The answer depends on which side of the courtroom you're sitting on.
Allstate's Retaliation Claim: The Audits Came After the Exit
Allstate's June 12, 2026 filing lays out their theory of the case pretty clearly. Broadcom didn't audit them because they suspected non-compliance. Broadcom audited them because they found out Allstate was leaving.
The filing accuses Broadcom of making "vague, competing, and contradictory demands of Allstate, often in direct violation of its contractual agreements." That's strong language. It suggests a pattern — not just one bad audit, but a systematic effort to pressure the insurer into compliance (or payment) after the relationship had already broken down.
For anyone managing cloud cost and software licensing, this is a cautionary tale. Vendors have the right to audit. Contracts give them that power, often extending beyond the term of a license agreement. But there's a difference between legitimate enforcement and what looks like retaliation.

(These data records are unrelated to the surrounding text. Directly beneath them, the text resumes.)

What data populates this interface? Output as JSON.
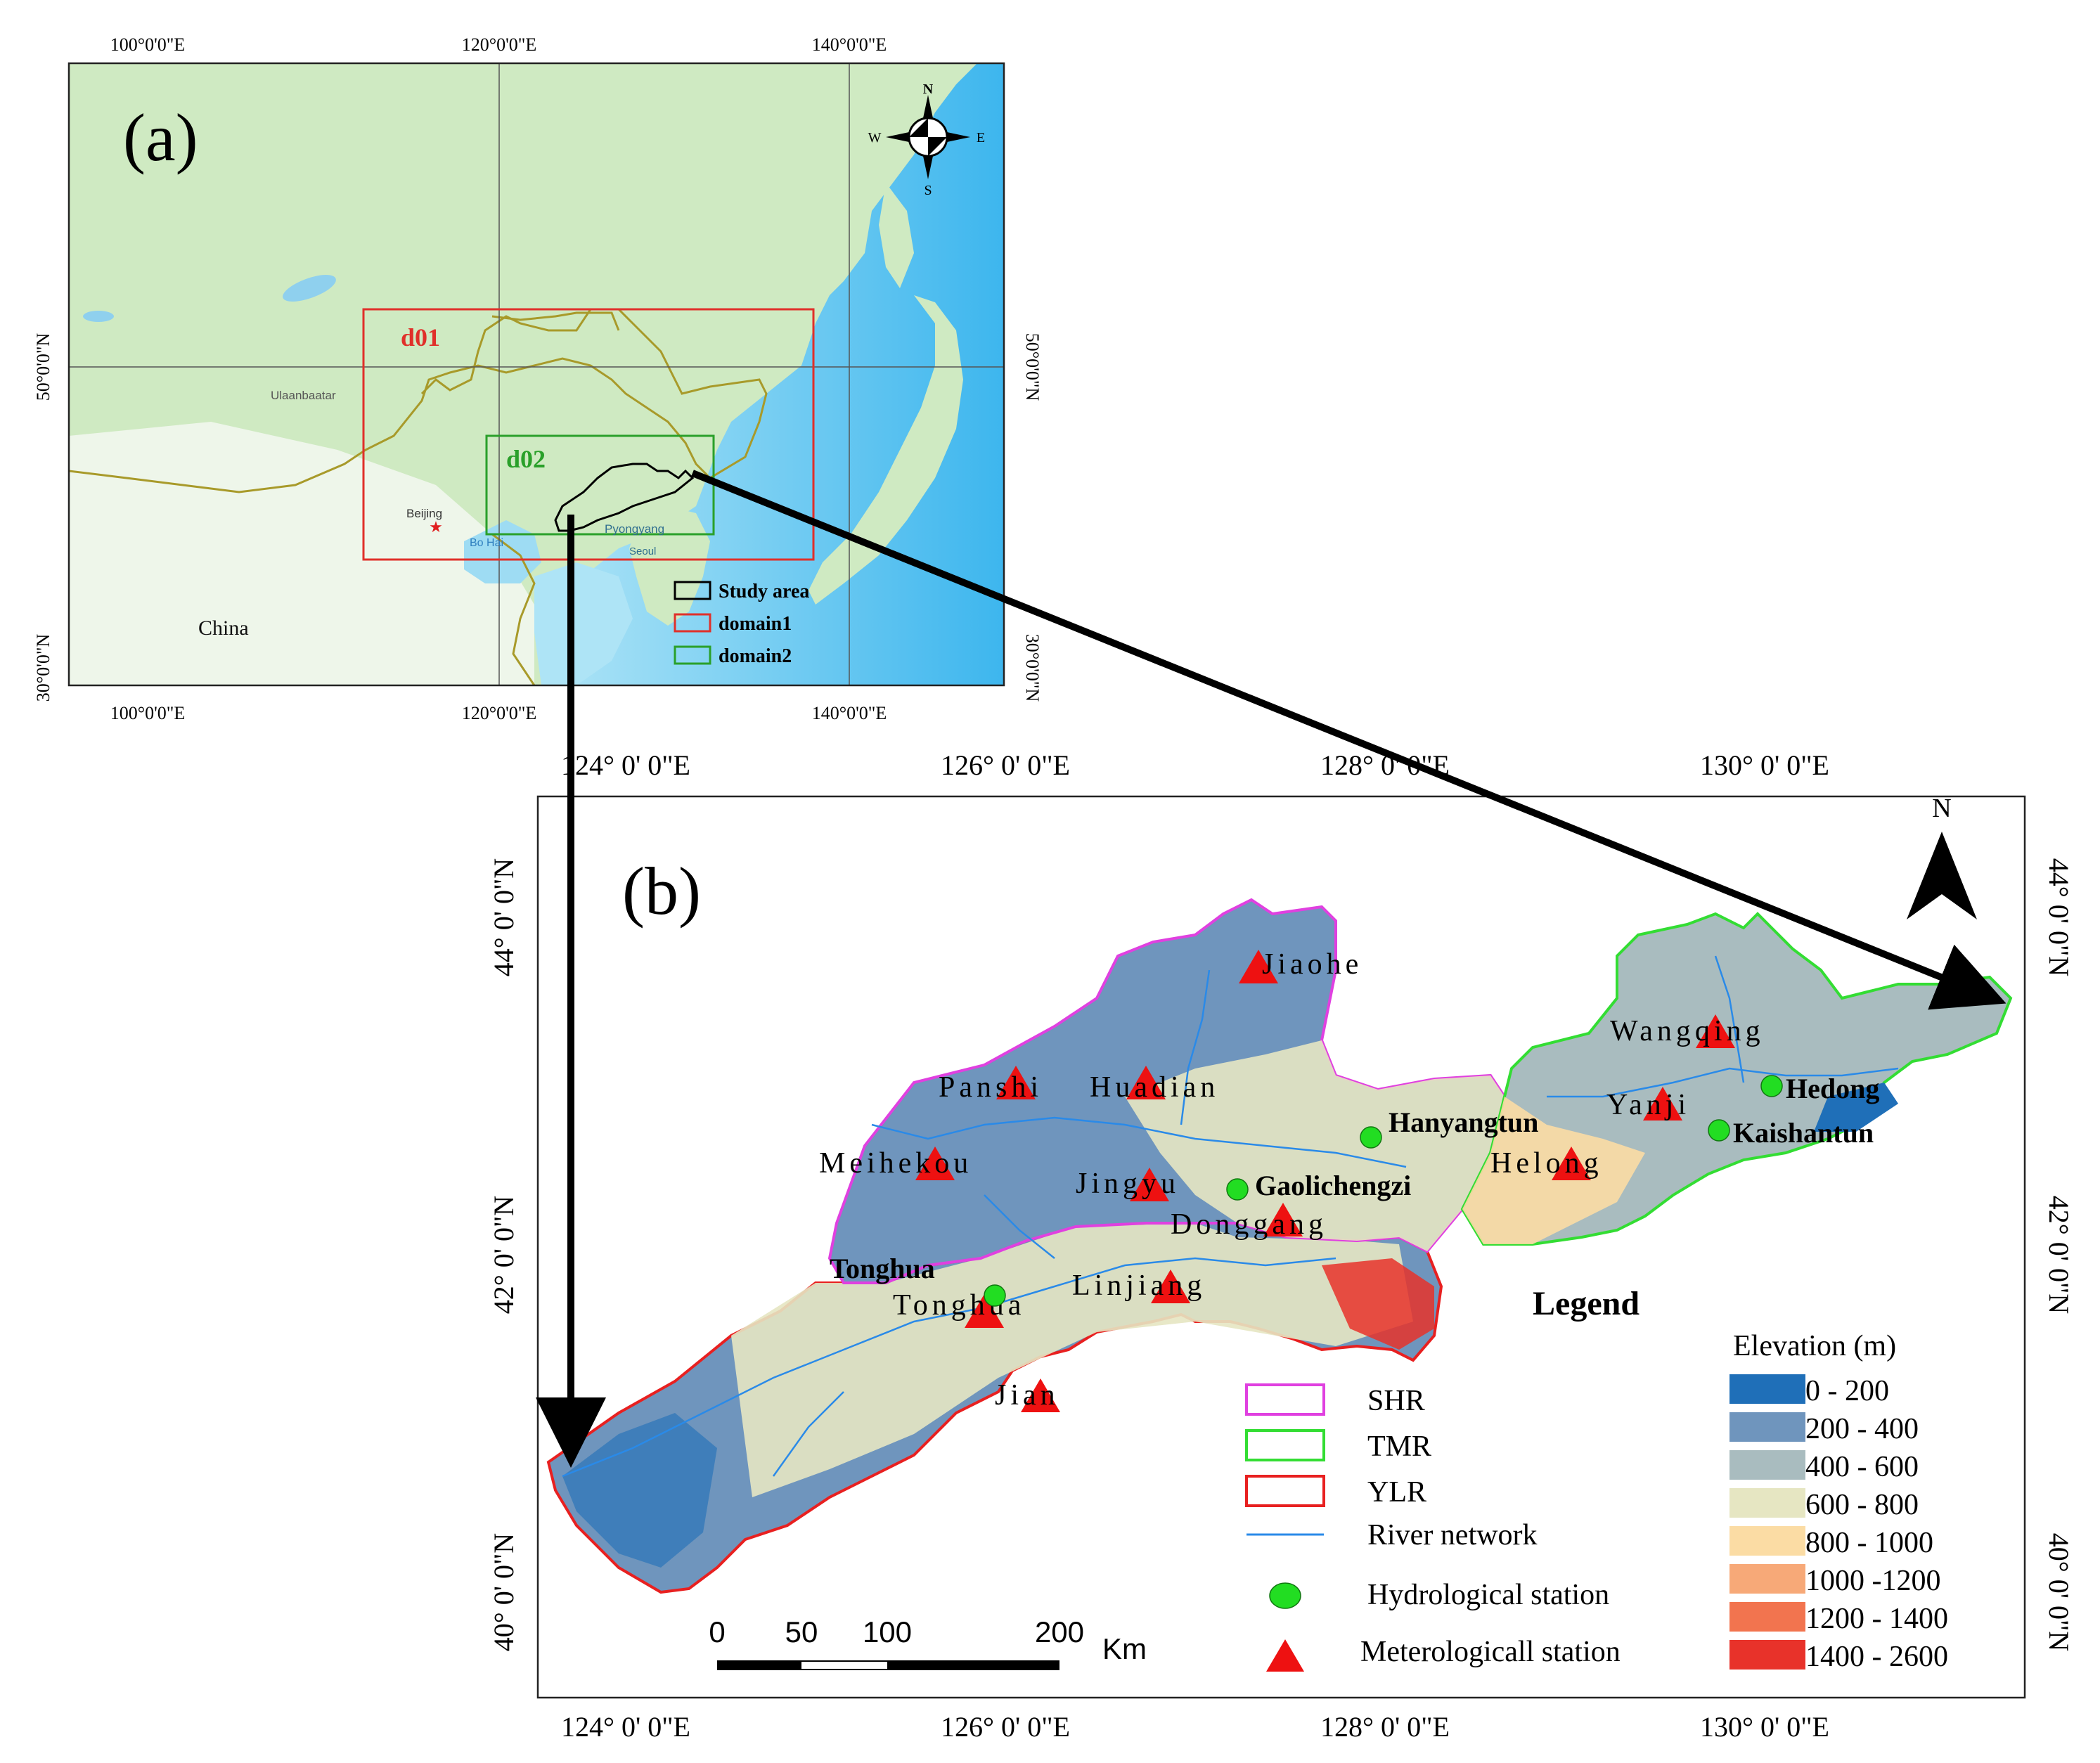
{
  "panel_a": {
    "label": "(a)",
    "top_ticks": [
      "100°0'0\"E",
      "120°0'0\"E",
      "140°0'0\"E"
    ],
    "bottom_ticks": [
      "100°0'0\"E",
      "120°0'0\"E",
      "140°0'0\"E"
    ],
    "left_ticks": [
      "50°0'0\"N",
      "30°0'0\"N"
    ],
    "right_ticks": [
      "50°0'0\"N",
      "30°0'0\"N"
    ],
    "domain1_label": "d01",
    "domain2_label": "d02",
    "place_labels": {
      "ulaanbaatar": "Ulaanbaatar",
      "beijing": "Beijing",
      "pyongyang": "Pyongyang",
      "seoul": "Seoul",
      "bohai": "Bo Hai",
      "china": "China"
    },
    "compass": {
      "n": "N",
      "s": "S",
      "e": "E",
      "w": "W"
    },
    "legend": [
      {
        "label": "Study area",
        "color": "#000000"
      },
      {
        "label": "domain1",
        "color": "#e0302a"
      },
      {
        "label": "domain2",
        "color": "#2aa02a"
      }
    ],
    "colors": {
      "land": "#cfeac2",
      "sea": "#8fd6f0",
      "deep_sea": "#3fb8ec",
      "border": "#a89a2a"
    }
  },
  "panel_b": {
    "label": "(b)",
    "north": "N",
    "top_ticks": [
      "124°  0' 0\"E",
      "126°  0' 0\"E",
      "128°  0' 0\"E",
      "130°  0' 0\"E"
    ],
    "bottom_ticks": [
      "124°  0' 0\"E",
      "126°  0' 0\"E",
      "128°  0' 0\"E",
      "130°  0' 0\"E"
    ],
    "left_ticks": [
      "44°  0' 0\"N",
      "42°  0' 0\"N",
      "40°  0' 0\"N"
    ],
    "right_ticks": [
      "44°  0' 0\"N",
      "42°  0' 0\"N",
      "40°  0' 0\"N"
    ],
    "met_stations": [
      "Jiaohe",
      "Panshi",
      "Huadian",
      "Meihekou",
      "Jingyu",
      "Donggang",
      "Tonghua",
      "Linjiang",
      "Jian",
      "Wangqing",
      "Yanji",
      "Helong"
    ],
    "hydro_stations": [
      "Hanyangtun",
      "Gaolichengzi",
      "Tonghua",
      "Hedong",
      "Kaishantun"
    ],
    "scale": {
      "ticks": [
        "0",
        "50",
        "100",
        "200"
      ],
      "unit": "Km"
    },
    "legend": {
      "title": "Legend",
      "regions": [
        {
          "label": "SHR",
          "color": "#e040e0"
        },
        {
          "label": "TMR",
          "color": "#33dd33"
        },
        {
          "label": "YLR",
          "color": "#e82020"
        }
      ],
      "river": {
        "label": "River network",
        "color": "#2a8ae8"
      },
      "hydro": {
        "label": "Hydrological station",
        "color": "#22dd22"
      },
      "met": {
        "label": "Meterologicall station",
        "color": "#ee1111"
      },
      "elevation_title": "Elevation (m)",
      "elevation_classes": [
        {
          "label": "0 - 200",
          "color": "#1f6fb8"
        },
        {
          "label": "200 - 400",
          "color": "#6f95bd"
        },
        {
          "label": "400 - 600",
          "color": "#a9bcbf"
        },
        {
          "label": "600 - 800",
          "color": "#e6e6c2"
        },
        {
          "label": "800 - 1000",
          "color": "#fbdca4"
        },
        {
          "label": "1000 -1200",
          "color": "#f7a978"
        },
        {
          "label": "1200 - 1400",
          "color": "#f2744f"
        },
        {
          "label": "1400 - 2600",
          "color": "#e8322a"
        }
      ]
    }
  }
}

The question Allstate is asking — and the one every enterprise should be thinking about — is: at what point does an audit become a weapon?
The Broader Pattern: VMware Quitters Are Everywhere
Allstate isn't alone. T-Mobile, Tesco, Western Union — all big VMware customers who've left under less-than-friendly terms. The pattern is recognizable: Broadcom acquires a vendor, raises prices or changes licensing terms, customers bolt, and then the audits start.

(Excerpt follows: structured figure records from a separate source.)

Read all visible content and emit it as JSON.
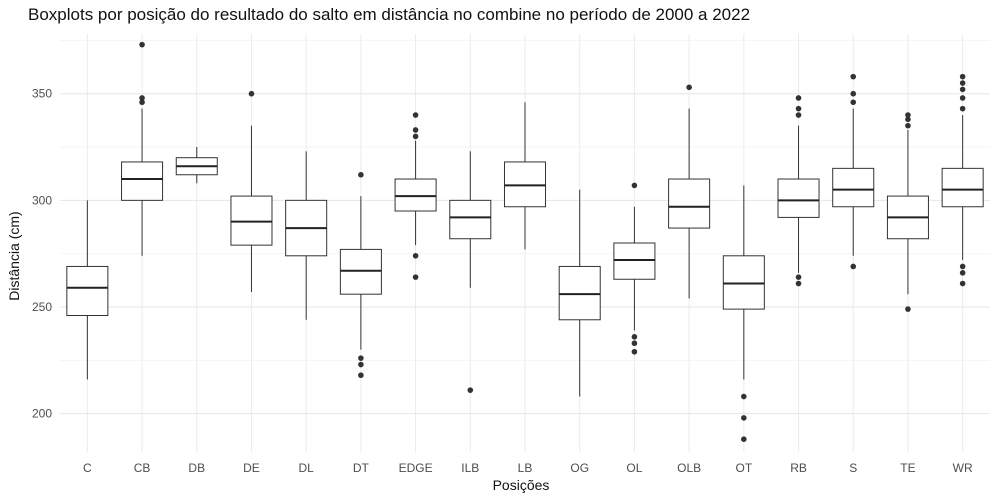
{
  "chart_data": {
    "type": "boxplot",
    "title": "Boxplots por posição do resultado do salto em distância no combine no período de 2000 a 2022",
    "xlabel": "Posições",
    "ylabel": "Distância (cm)",
    "ylim": [
      182,
      378
    ],
    "yticks": [
      200,
      250,
      300,
      350
    ],
    "grid": true,
    "categories": [
      "C",
      "CB",
      "DB",
      "DE",
      "DL",
      "DT",
      "EDGE",
      "ILB",
      "LB",
      "OG",
      "OL",
      "OLB",
      "OT",
      "RB",
      "S",
      "TE",
      "WR"
    ],
    "boxes": [
      {
        "label": "C",
        "whisker_low": 216,
        "q1": 246,
        "median": 259,
        "q3": 269,
        "whisker_high": 300,
        "outliers": []
      },
      {
        "label": "CB",
        "whisker_low": 274,
        "q1": 300,
        "median": 310,
        "q3": 318,
        "whisker_high": 343,
        "outliers": [
          346,
          348,
          373
        ]
      },
      {
        "label": "DB",
        "whisker_low": 308,
        "q1": 312,
        "median": 316,
        "q3": 320,
        "whisker_high": 325,
        "outliers": []
      },
      {
        "label": "DE",
        "whisker_low": 257,
        "q1": 279,
        "median": 290,
        "q3": 302,
        "whisker_high": 335,
        "outliers": [
          350
        ]
      },
      {
        "label": "DL",
        "whisker_low": 244,
        "q1": 274,
        "median": 287,
        "q3": 300,
        "whisker_high": 323,
        "outliers": []
      },
      {
        "label": "DT",
        "whisker_low": 230,
        "q1": 256,
        "median": 267,
        "q3": 277,
        "whisker_high": 302,
        "outliers": [
          312,
          226,
          223,
          218
        ]
      },
      {
        "label": "EDGE",
        "whisker_low": 279,
        "q1": 295,
        "median": 302,
        "q3": 310,
        "whisker_high": 328,
        "outliers": [
          340,
          333,
          330,
          274,
          264
        ]
      },
      {
        "label": "ILB",
        "whisker_low": 259,
        "q1": 282,
        "median": 292,
        "q3": 300,
        "whisker_high": 323,
        "outliers": [
          211
        ]
      },
      {
        "label": "LB",
        "whisker_low": 277,
        "q1": 297,
        "median": 307,
        "q3": 318,
        "whisker_high": 346,
        "outliers": []
      },
      {
        "label": "OG",
        "whisker_low": 208,
        "q1": 244,
        "median": 256,
        "q3": 269,
        "whisker_high": 305,
        "outliers": []
      },
      {
        "label": "OL",
        "whisker_low": 239,
        "q1": 263,
        "median": 272,
        "q3": 280,
        "whisker_high": 297,
        "outliers": [
          307,
          236,
          233,
          229
        ]
      },
      {
        "label": "OLB",
        "whisker_low": 254,
        "q1": 287,
        "median": 297,
        "q3": 310,
        "whisker_high": 343,
        "outliers": [
          353
        ]
      },
      {
        "label": "OT",
        "whisker_low": 216,
        "q1": 249,
        "median": 261,
        "q3": 274,
        "whisker_high": 307,
        "outliers": [
          208,
          198,
          188
        ]
      },
      {
        "label": "RB",
        "whisker_low": 266,
        "q1": 292,
        "median": 300,
        "q3": 310,
        "whisker_high": 335,
        "outliers": [
          348,
          343,
          340,
          264,
          261
        ]
      },
      {
        "label": "S",
        "whisker_low": 274,
        "q1": 297,
        "median": 305,
        "q3": 315,
        "whisker_high": 343,
        "outliers": [
          358,
          350,
          346,
          269
        ]
      },
      {
        "label": "TE",
        "whisker_low": 256,
        "q1": 282,
        "median": 292,
        "q3": 302,
        "whisker_high": 333,
        "outliers": [
          340,
          338,
          335,
          249
        ]
      },
      {
        "label": "WR",
        "whisker_low": 272,
        "q1": 297,
        "median": 305,
        "q3": 315,
        "whisker_high": 340,
        "outliers": [
          358,
          355,
          352,
          348,
          343,
          269,
          266,
          261
        ]
      }
    ]
  }
}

VMware points to major clients like the London Stock Exchange and Nationwide Bank as evidence that enterprises still trust them. AWS even added support for VMware Cloud Foundation 9.x this week, signaling continued investment in the platform.

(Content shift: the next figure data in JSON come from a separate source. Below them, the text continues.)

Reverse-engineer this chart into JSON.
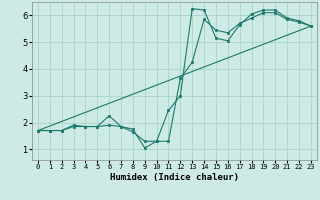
{
  "title": "",
  "xlabel": "Humidex (Indice chaleur)",
  "xlim": [
    -0.5,
    23.5
  ],
  "ylim": [
    0.6,
    6.5
  ],
  "xticks": [
    0,
    1,
    2,
    3,
    4,
    5,
    6,
    7,
    8,
    9,
    10,
    11,
    12,
    13,
    14,
    15,
    16,
    17,
    18,
    19,
    20,
    21,
    22,
    23
  ],
  "yticks": [
    1,
    2,
    3,
    4,
    5,
    6
  ],
  "bg_color": "#ceeae4",
  "line_color": "#1a7a6e",
  "grid_color": "#aad4cc",
  "line1_x": [
    0,
    1,
    2,
    3,
    4,
    5,
    6,
    7,
    8,
    9,
    10,
    11,
    12,
    13,
    14,
    15,
    16,
    17,
    18,
    19,
    20,
    21,
    22,
    23
  ],
  "line1_y": [
    1.7,
    1.7,
    1.7,
    1.9,
    1.85,
    1.85,
    2.25,
    1.85,
    1.75,
    1.05,
    1.3,
    2.45,
    3.0,
    6.25,
    6.2,
    5.15,
    5.05,
    5.65,
    6.05,
    6.2,
    6.2,
    5.9,
    5.8,
    5.6
  ],
  "line2_x": [
    0,
    1,
    2,
    3,
    4,
    5,
    6,
    7,
    8,
    9,
    10,
    11,
    12,
    13,
    14,
    15,
    16,
    17,
    18,
    19,
    20,
    21,
    22,
    23
  ],
  "line2_y": [
    1.7,
    1.7,
    1.7,
    1.85,
    1.85,
    1.85,
    1.9,
    1.85,
    1.65,
    1.3,
    1.3,
    1.3,
    3.65,
    4.25,
    5.85,
    5.45,
    5.35,
    5.7,
    5.9,
    6.1,
    6.1,
    5.85,
    5.75,
    5.6
  ],
  "line3_x": [
    0,
    23
  ],
  "line3_y": [
    1.7,
    5.6
  ]
}
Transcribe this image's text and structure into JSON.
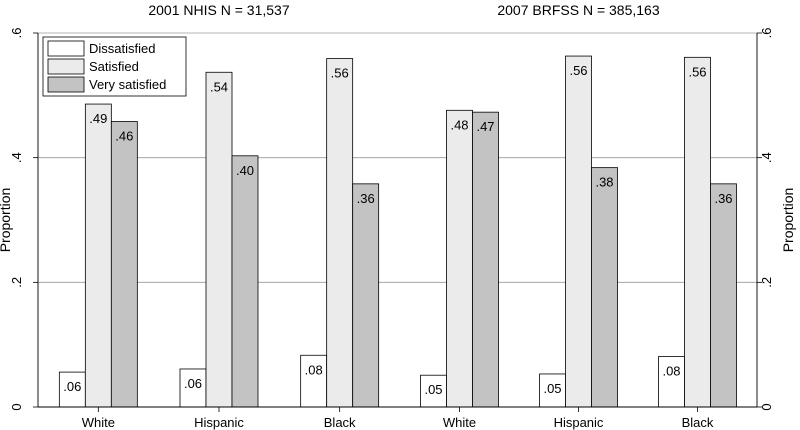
{
  "chart_data": {
    "type": "bar",
    "ylabel": "Proportion",
    "ylim": [
      0,
      0.6
    ],
    "yticks": [
      0,
      0.2,
      0.4,
      0.6
    ],
    "ytick_labels": [
      "0",
      ".2",
      ".4",
      ".6"
    ],
    "grid": true,
    "legend_position": "top-left",
    "colors": {
      "Dissatisfied": "#ffffff",
      "Satisfied": "#ebebeb",
      "Very satisfied": "#c3c3c3"
    },
    "panels": [
      {
        "title": "2001 NHIS N = 31,537",
        "categories": [
          "White",
          "Hispanic",
          "Black"
        ],
        "series": [
          {
            "name": "Dissatisfied",
            "values": [
              0.056,
              0.061,
              0.083
            ],
            "labels": [
              ".06",
              ".06",
              ".08"
            ]
          },
          {
            "name": "Satisfied",
            "values": [
              0.486,
              0.537,
              0.559
            ],
            "labels": [
              ".49",
              ".54",
              ".56"
            ]
          },
          {
            "name": "Very satisfied",
            "values": [
              0.458,
              0.403,
              0.358
            ],
            "labels": [
              ".46",
              ".40",
              ".36"
            ]
          }
        ]
      },
      {
        "title": "2007 BRFSS N = 385,163",
        "categories": [
          "White",
          "Hispanic",
          "Black"
        ],
        "series": [
          {
            "name": "Dissatisfied",
            "values": [
              0.051,
              0.053,
              0.081
            ],
            "labels": [
              ".05",
              ".05",
              ".08"
            ]
          },
          {
            "name": "Satisfied",
            "values": [
              0.476,
              0.563,
              0.561
            ],
            "labels": [
              ".48",
              ".56",
              ".56"
            ]
          },
          {
            "name": "Very satisfied",
            "values": [
              0.473,
              0.384,
              0.358
            ],
            "labels": [
              ".47",
              ".38",
              ".36"
            ]
          }
        ]
      }
    ]
  }
}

But the exodus continues. And every departure carries the same risk: the vendor you're leaving will come after you with everything they've got.
What's Next: Dispositive Motions by May 2027
Both cases are moving toward dispositive motions — essentially, attempts to resolve the lawsuits before a full trial. Courts have proposed that both matters adopt the same timeline, with dispositive motions scheduled no later than May 17, 2027.
Alternative dispute resolution was attempted in both matters. It didn't work.
So Allstate and Broadcom are heading to court. And while that battle plays out, the broader question remains: what is cloud cost when your vendor decides to audit you into submission?
The answer, apparently, is: whatever it takes to defend yourself.